Beyond the particularities of the case, taking into consideration other recent and less recent cases, there is no sign that the Swiss Supreme Court is anywhere near to becoming more intrusive into the way international arbitration proceedings (including CAS proceedings) are conducted in Switzerland.
Swiss Supreme Court's decision 4A_490/2009, of April 13, 2010, in the matter Club Atlético de Madrid SAD v. Sport Lisboa E Benfica - Futebol SAD and Fédération Internationale de Football Association (FIFA), to be published in the Digest of the Swiss Supreme Court's decisions (ATF). The full text of the decision is available in its original (German) language at www.bger.ch/fr/index/juridiction/jurisdiction-inherit-template/jurisdiction- recht/jurisdiction-recht-urteile2000.htm
1. ATF 126 III 249, ground 3b.
2. E.g. unpublished decision in the matter 4P.26/2005, of Mars 23, 2005, grounds 3.1 and 3.3.
3. E.g. unpublished decision in the matter 4P.154/2005, of November 10, 2005, ground 6.1 and references.

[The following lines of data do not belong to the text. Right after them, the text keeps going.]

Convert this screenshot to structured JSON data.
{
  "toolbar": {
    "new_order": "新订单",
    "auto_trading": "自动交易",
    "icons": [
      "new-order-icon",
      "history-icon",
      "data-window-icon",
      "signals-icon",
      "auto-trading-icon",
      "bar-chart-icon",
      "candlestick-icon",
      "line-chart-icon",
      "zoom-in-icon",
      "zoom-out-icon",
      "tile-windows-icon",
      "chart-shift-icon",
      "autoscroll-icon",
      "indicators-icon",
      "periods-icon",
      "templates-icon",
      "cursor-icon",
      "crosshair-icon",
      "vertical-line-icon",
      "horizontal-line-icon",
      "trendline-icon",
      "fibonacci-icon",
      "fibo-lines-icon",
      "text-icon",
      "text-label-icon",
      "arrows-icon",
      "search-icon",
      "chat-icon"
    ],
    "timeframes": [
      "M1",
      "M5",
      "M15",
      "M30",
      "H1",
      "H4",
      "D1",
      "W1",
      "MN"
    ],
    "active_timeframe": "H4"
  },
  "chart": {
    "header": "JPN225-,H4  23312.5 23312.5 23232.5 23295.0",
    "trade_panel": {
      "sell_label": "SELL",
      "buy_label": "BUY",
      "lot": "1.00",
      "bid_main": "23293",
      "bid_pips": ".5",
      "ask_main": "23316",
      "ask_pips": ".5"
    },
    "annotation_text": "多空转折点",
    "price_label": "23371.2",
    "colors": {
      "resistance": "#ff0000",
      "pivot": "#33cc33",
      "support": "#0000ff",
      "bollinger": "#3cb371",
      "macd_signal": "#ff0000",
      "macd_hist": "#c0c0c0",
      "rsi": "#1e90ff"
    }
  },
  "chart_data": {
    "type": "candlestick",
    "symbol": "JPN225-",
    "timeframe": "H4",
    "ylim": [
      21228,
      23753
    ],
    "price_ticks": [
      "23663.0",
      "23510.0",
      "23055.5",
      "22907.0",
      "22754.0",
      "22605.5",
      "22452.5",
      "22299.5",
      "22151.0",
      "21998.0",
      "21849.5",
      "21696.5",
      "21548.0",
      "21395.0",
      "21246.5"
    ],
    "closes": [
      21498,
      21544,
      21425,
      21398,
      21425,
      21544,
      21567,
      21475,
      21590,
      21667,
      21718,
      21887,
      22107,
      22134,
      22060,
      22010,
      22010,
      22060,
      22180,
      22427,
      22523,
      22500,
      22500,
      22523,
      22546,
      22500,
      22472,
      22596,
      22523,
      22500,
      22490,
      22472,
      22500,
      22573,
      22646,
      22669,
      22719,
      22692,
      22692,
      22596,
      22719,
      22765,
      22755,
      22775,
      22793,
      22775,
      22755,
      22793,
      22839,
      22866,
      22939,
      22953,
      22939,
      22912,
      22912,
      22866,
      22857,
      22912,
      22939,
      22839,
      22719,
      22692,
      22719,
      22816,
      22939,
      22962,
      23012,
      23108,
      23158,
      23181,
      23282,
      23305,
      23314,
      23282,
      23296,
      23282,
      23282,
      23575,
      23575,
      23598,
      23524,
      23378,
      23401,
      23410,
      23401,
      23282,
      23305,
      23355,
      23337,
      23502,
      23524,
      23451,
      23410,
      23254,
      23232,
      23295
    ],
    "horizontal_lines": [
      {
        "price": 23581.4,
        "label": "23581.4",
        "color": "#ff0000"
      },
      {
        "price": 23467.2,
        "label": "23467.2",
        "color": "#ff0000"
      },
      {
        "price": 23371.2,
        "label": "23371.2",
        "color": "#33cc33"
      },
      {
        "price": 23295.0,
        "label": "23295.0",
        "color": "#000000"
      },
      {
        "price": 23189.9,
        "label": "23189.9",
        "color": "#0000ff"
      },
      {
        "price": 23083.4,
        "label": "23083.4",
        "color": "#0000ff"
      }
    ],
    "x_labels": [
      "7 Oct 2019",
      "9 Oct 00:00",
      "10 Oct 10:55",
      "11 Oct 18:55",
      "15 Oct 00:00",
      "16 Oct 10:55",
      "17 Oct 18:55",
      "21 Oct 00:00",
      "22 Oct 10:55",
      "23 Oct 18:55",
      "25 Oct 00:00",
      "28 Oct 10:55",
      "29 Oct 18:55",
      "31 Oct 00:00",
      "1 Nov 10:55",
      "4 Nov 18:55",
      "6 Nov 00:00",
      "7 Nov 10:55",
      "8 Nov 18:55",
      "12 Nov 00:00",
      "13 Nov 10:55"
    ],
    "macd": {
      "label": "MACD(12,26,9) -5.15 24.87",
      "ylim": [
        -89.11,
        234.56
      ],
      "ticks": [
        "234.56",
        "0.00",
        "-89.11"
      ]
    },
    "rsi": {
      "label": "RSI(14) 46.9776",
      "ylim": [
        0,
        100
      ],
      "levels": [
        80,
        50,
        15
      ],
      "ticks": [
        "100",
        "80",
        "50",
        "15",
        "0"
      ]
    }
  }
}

4. ATF 129 III 727, ground 3.2.
5. ATF 128 III 191, ground 4a, on which see for instance CORBOZ, Le recours au Tribunal fédéral en matière d'arbitrage international, in SJ 2002 II p. 1 et seq., 19 and 29; TSCHANZ/VULLIEMIN, in Revue de l'arbitrage 2001 p. 885 et seq., 891.
6. E.g. unpublished decision in the matter 4P.146/2005, of October 10, 2005, ground 5.2.1 and references.
7. The review mechanism under the RSTP 1997 was one of the main points of contention between the European Commission and FIFA, with the initial sets of rules excluding any challenge of FIFA's decision on training and transfer fee before an independent adjudicating authority. Under the current RSTP, such disputes are first referred to the Dispute Resolution Chamber (Art. 22 let. d and Art. 24 par. 1), which decision is subject to appeal before the CAS (Art. 24 par. 2, second par. and CAS Code, Art. R47).
8. Under the Swiss Civil Code, Art. 75, "Every member of an [Swiss] association is entitled by law to challenge before the courts any decisions passed without its assent and which are contrary to law or the constitution of the society, within one month from the day on which its became cognizant thereof."
9. To put the case back in context, it should be noted that the European Commission had, at the time, objected to the RSTP 1997, revising the RSTP 1994 in the aftermath of the Bosman ECJ ruling (Union Royale Belge des Sociétés de Football Association ASBL & others v. Jean-Marc Bosman; Case C-415/93, ECR I-4921) as inconsistent with European competition law and RSTP 1997 were eventually substituted for the RSTP 2001 (so-called Monti rules), revised and simplified in 2005.
10. RSTP, Art. 22 and 24, and CAS Code, Art. R47.